Fueron muchas y variadas las acciones en las que participaron mujeres de orígenes diversos durante las históricas luchas revolucionarias. Cientos de mujeres actuaron como espías y emisarias, valiéndose de su presunta debilidad y desinterés político para infiltrase en el ejército enemigo. Además, participaron en la organización de redes de información en las que actuaban como correos, proporcionando información muy valiosa al ejército patriota; y también en la organización de protestas; en la propagación de las ideas patriotas y en la persuasión entre los ejércitos realistas. Para discernir el papel de las mujeres en aquella época, podemos señalar que colaboraron en todo cuanto estuvo a su alcance: transportaron alimentos, ropas y material bélico; cocinando, e incluso atendiendo a los heridos. Protagonizaron tertulias esclarecedoras, o donaron sus joyas para la causa de la libertad. Pelearon hasta dejar sangre o empujaron a la lucha a sus esposos o amantes. Discutieron estrategias con los hombres prestando sus casas para reuniones clandestinas o actuaron como espías y emisarias. Madres, esposas, novias, vecinas solteras, cultas o trabajadoras, hijas y hermanas, con sencillez o con el protagonismo de las valientes, con el corte y la confección o con el fusil, la oración y el discurso inflamado, todas ellas contribuyeron a la creación de nuestro país. Nadie las invitó al Cabildo Abierto del 22, cuando se depuso al virrey Cisneros. Arriesgaron su reputación el histórico día 25 y se apiñaron entre soldados patricios y vecinos que, reunidos frente al Cabildo, querían saber de qué se trataba. Para pensar a las Mujeres de Mayo hay que retroceder a 1801 en Buenos Aires.
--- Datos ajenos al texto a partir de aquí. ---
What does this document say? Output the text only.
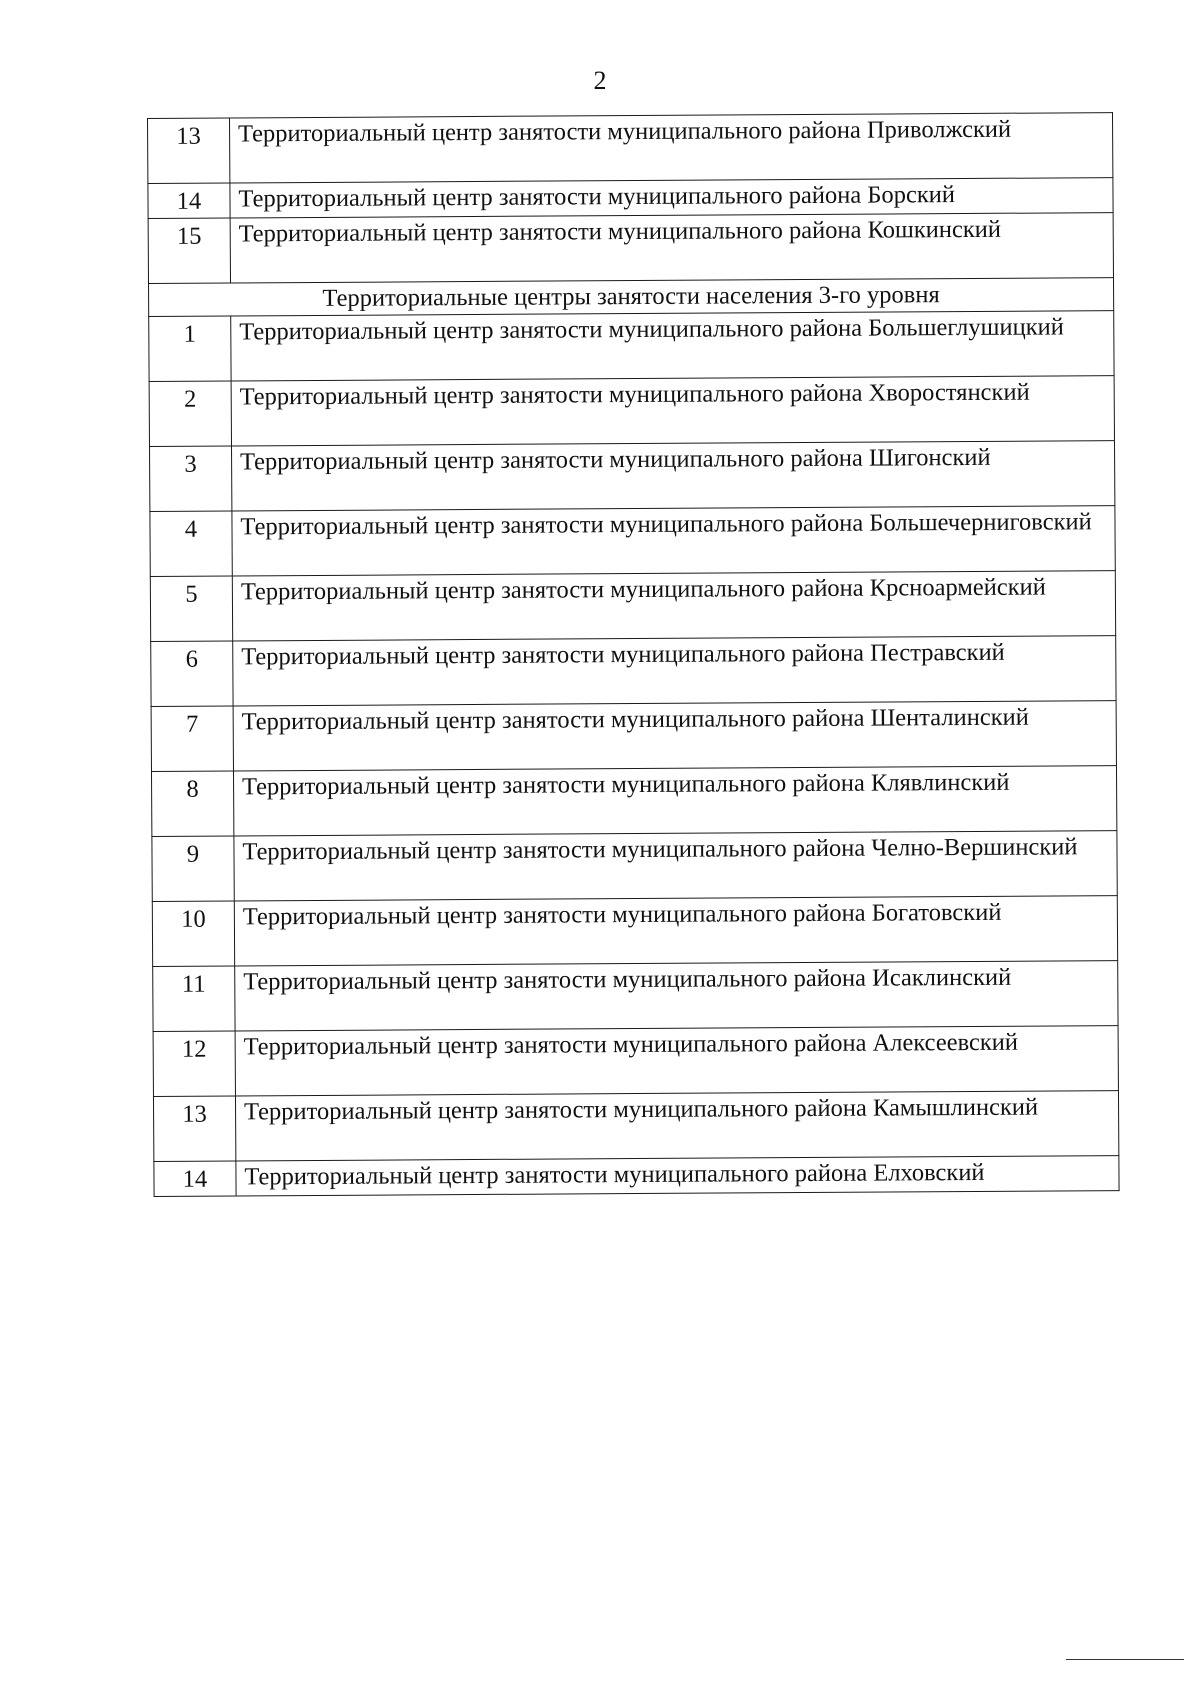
2
13	Территориальный центр занятости муниципального района Приволжский
14	Территориальный центр занятости муниципального района Борский
15	Территориальный центр занятости муниципального района Кошкинский
Территориальные центры занятости населения 3-го уровня	
1	Территориальный центр занятости муниципального района Большеглушицкий
2	Территориальный центр занятости муниципального района Хворостянский
3	Территориальный центр занятости муниципального района Шигонский
4	Территориальный центр занятости муниципального района Большечерниговский
5	Территориальный центр занятости муниципального района Крсноармейский
6	Территориальный центр занятости муниципального района Пестравский
7	Территориальный центр занятости муниципального района Шенталинский
8	Территориальный центр занятости муниципального района Клявлинский
9	Территориальный центр занятости муниципального района Челно-Вершинский
10	Территориальный центр занятости муниципального района Богатовский
11	Территориальный центр занятости муниципального района Исаклинский
12	Территориальный центр занятости муниципального района Алексеевский
13	Территориальный центр занятости муниципального района Камышлинский
14	Территориальный центр занятости муниципального района Елховский
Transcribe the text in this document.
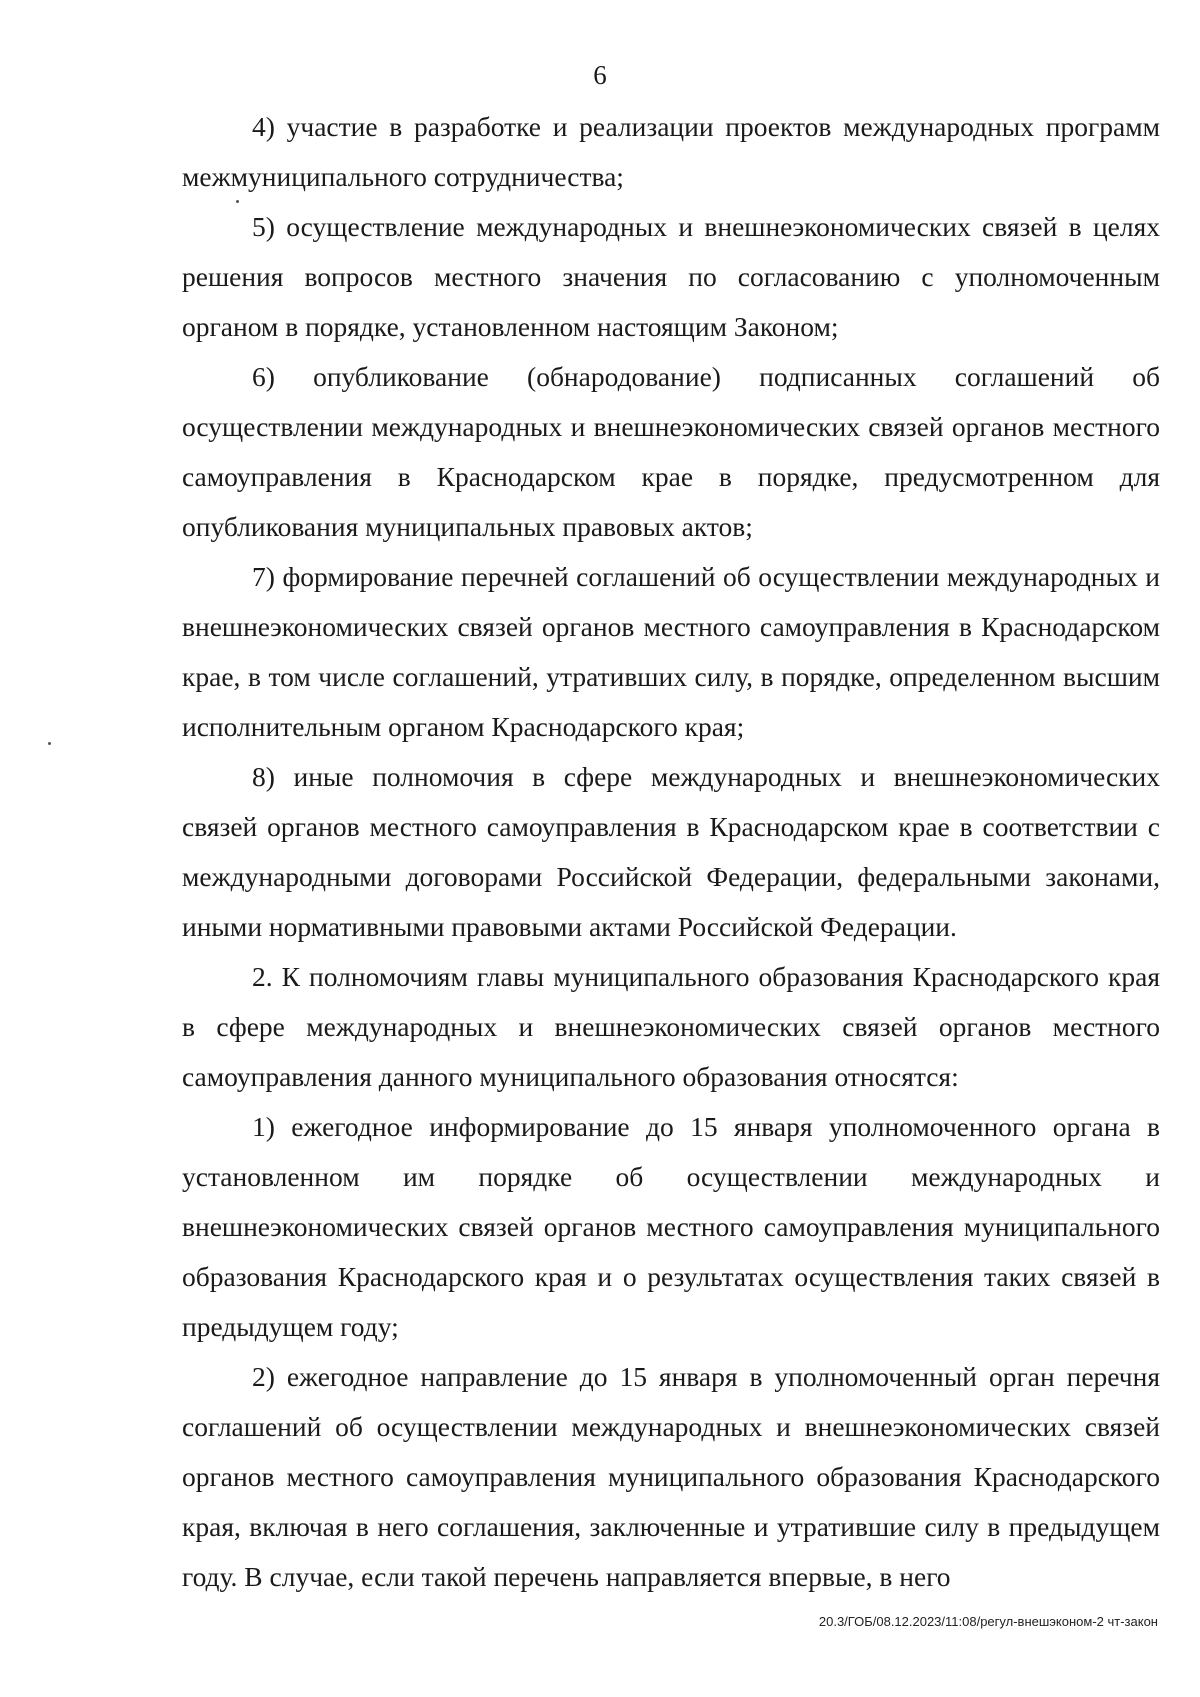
6

4) участие в разработке и реализации проектов международных программ межмуниципального сотрудничества;

5) осуществление международных и внешнеэкономических связей в целях решения вопросов местного значения по согласованию с уполномоченным органом в порядке, установленном настоящим Законом;

6) опубликование (обнародование) подписанных соглашений об осуществлении международных и внешнеэкономических связей органов местного самоуправления в Краснодарском крае в порядке, предусмотренном для опубликования муниципальных правовых актов;

7) формирование перечней соглашений об осуществлении международных и внешнеэкономических связей органов местного самоуправления в Краснодарском крае, в том числе соглашений, утративших силу, в порядке, определенном высшим исполнительным органом Краснодарского края;

8) иные полномочия в сфере международных и внешнеэкономических связей органов местного самоуправления в Краснодарском крае в соответствии с международными договорами Российской Федерации, федеральными законами, иными нормативными правовыми актами Российской Федерации.

2. К полномочиям главы муниципального образования Краснодарского края в сфере международных и внешнеэкономических связей органов местного самоуправления данного муниципального образования относятся:

1) ежегодное информирование до 15 января уполномоченного органа в установленном им порядке об осуществлении международных и внешнеэкономических связей органов местного самоуправления муниципального образования Краснодарского края и о результатах осуществления таких связей в предыдущем году;

2) ежегодное направление до 15 января в уполномоченный орган перечня соглашений об осуществлении международных и внешнеэкономических связей органов местного самоуправления муниципального образования Краснодарского края, включая в него соглашения, заключенные и утратившие силу в предыдущем году. В случае, если такой перечень направляется впервые, в него

20.3/ГОБ/08.12.2023/11:08/регул-внешэконом-2 чт-закон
La aldea colonial se estremecía con un escándalo. María de Todos los Santos Sánchez, muchacha de 14 años que la historia conocería como Mariquita, se había negado a casarse con Diego del Arco, un distinguido caballero español mucho mayor que ella, riquísimo comerciante criollo, el hombre que su padre designó para ella. Estaba todo listo para la ceremonia: todo menos la novia. Ni los gritos ni las amenazas consiguieron que la chica dijera el “sí” y el novio tuvo que salir de la casa tan soltero como había entrado. Poco después Mariquita también salió como había entrado del convento donde había sido internada en castigo: salió resuelta a no dar el brazo a torcer y a casarse con su amor, su primo segundo, Martín Jacobo Thompson. Empecinada, se presentó al virrey Sobremonte para que dejase sin efecto los arreglos que había hecho la madre -el padre ya había muerto- para casarla con Diego del Arco. Cerca de un año después de iniciado el juicio, los enamorados obtuvieron la autorización y la boda se realizó el 29 de julio de 1805. Mariquita abrazó con fervor la causa de la libertad y colaboró con todas las empresas patrióticas de la Revolución de Mayo. Su casa de la calle Umquera, más conocida por todos como “del Empedrado” o “del Correo” (actualmente calle Florida al 200) acogió a las personalidades de su época, atraídas por la hospitalidad graciosa y espiritual de la dueña. Los problemas más delicados eran debatidos allí, lo mismo que los temas literarios. Una mujer reconocida, María Guadalupe Cuenca, la esposa de Moreno, mientras él estaba en el exterior, le enviaba cartas con información sobre lo que pasaba en Buenos Aires.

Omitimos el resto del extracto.